With the night for trick-or-treating officially here, there may be different coloured pumpkin buckets spotted among the sea of orange ones - and they have a special meaning.
Teal pumpkins, whether they are used to hold candy or for decoration, are often used as an indication that a house is food-allergen-friendly - and that non-food treats such as glow-sticks or stickers will be given out to trick-or-treaters.
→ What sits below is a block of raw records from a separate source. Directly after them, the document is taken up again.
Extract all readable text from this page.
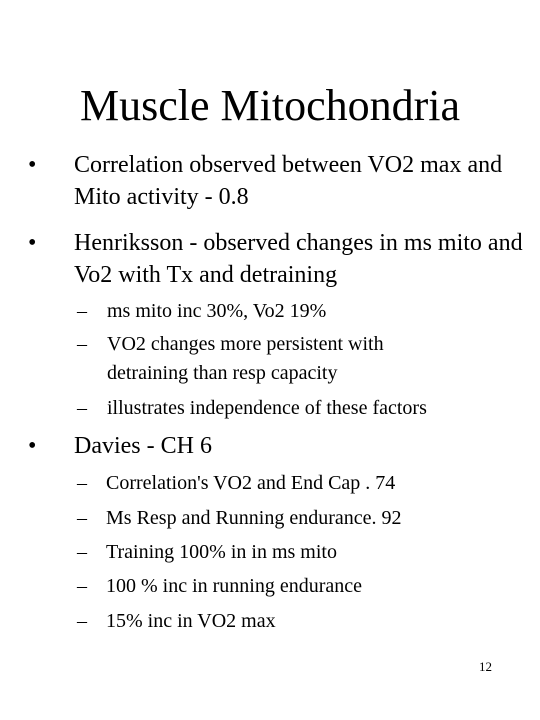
Muscle Mitochondria
• Correlation observed between VO2 max and Mito activity - 0.8
• Henriksson - observed changes in ms mito and Vo2 with Tx and detraining
– ms mito inc 30%, Vo2 19%
– VO2 changes more persistent with detraining than resp capacity
– illustrates independence of these factors
• Davies - CH 6
– Correlation's VO2 and End Cap . 74
– Ms Resp and Running endurance. 92
– Training 100% in in ms mito
– 100 % inc in running endurance
– 15% inc in VO2 max
12
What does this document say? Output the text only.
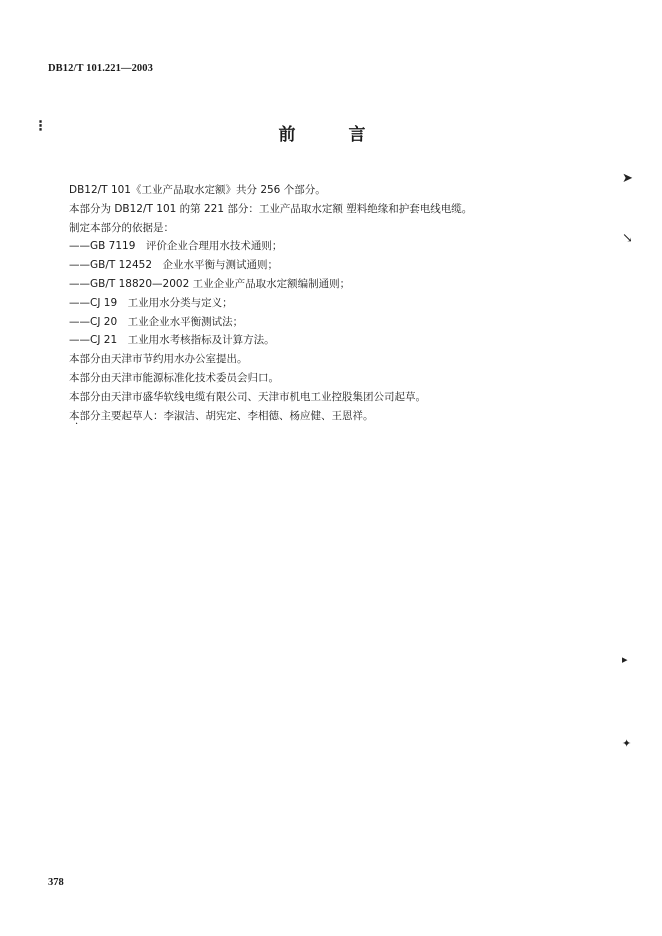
DB12/T 101.221—2003
前　言
DB12/T 101《工业产品取水定额》共分 256 个部分。
本部分为 DB12/T 101 的第 221 部分：工业产品取水定额 塑料绝缘和护套电线电缆。
制定本部分的依据是：
——GB 7119　评价企业合理用水技术通则；
——GB/T 12452　企业水平衡与测试通则；
——GB/T 18820—2002 工业企业产品取水定额编制通则；
——CJ 19　工业用水分类与定义；
——CJ 20　工业企业水平衡测试法；
——CJ 21　工业用水考核指标及计算方法。
本部分由天津市节约用水办公室提出。
本部分由天津市能源标准化技术委员会归口。
本部分由天津市盛华软线电缆有限公司、天津市机电工业控股集团公司起草。
本部分主要起草人：李淑洁、胡宪定、李相德、杨应健、王恩祥。
·
378
⁝
➤
↘
▸
✦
The Teal Pumpkin Project was first started in 2014 by Food Allergy Research & Education - with the goal to raise awareness of food allergens on Halloween.
According to the website, a teal pumpkin placed on a doorstep is a symbol of “safety, inclusion and respect of individuals managing food allergies”. The campaign, which has since become a global movement with thousands of homes participating each year, also aims to make trick-or-treating “more inclusive for the one in 13 children living with food allergies, and many others impacted by intolerances and other conditions”.
There has since been an additional meaning for pumpkin buckets of a similar colour, as blue ones when trick-or-treating can be used by children to indicate that they have autism. As noted by the National Autism Association, the meaning behind the blue buckets was first shared by mother Alicia Plumer on social media.
“If you see someone who appears to be an adult dressed up to trick-or-treat this year carrying this blue bucket, he’s our son! His name is BJ & he is autistic. While he has the body of a 21 year old, he loves Halloween,” she posted on Facebook, as noted in a blog post shared by the National Autism Association. “Please help us keep his spirit alive & happy. So when you see the blue bucket share a piece of candy. Spread awareness! These precious people are not ‘too big’ to trick or treat.”
At the time, Plumer’s post received a lot of attention from fellow parents who have children with autism, and Target even partnered with the National Autism Association in 2020 to sell blue Halloween buckets. The organisation’s blog post also acknowledged that the buckets could be helpful for children of all ages with autism, “especially for the more severely affected kids who are nonspeaking, and for older kids who may appear to function at a lower cognitive age level”.
“Some kids can’t say ‘Trick or Treat’ or ‘thank you,’” the post reads. “They may not be able to make eye contact, and could also have sensory issues that prevent them from wearing an elaborate costume.”
According to the NHS, people with autism tend to have problems with social interaction and communication.
However, the buckets have also been viewed as controversial over the years. The National Autism Association acknowledged that “some strongly disagree with the practice, citing that it sets our kids apart and could even make them a target for abuse”.
Ultimately, just like every Halloween, parents can still decide for themselves if they want their children to use the blue buckets when trick-or-treating.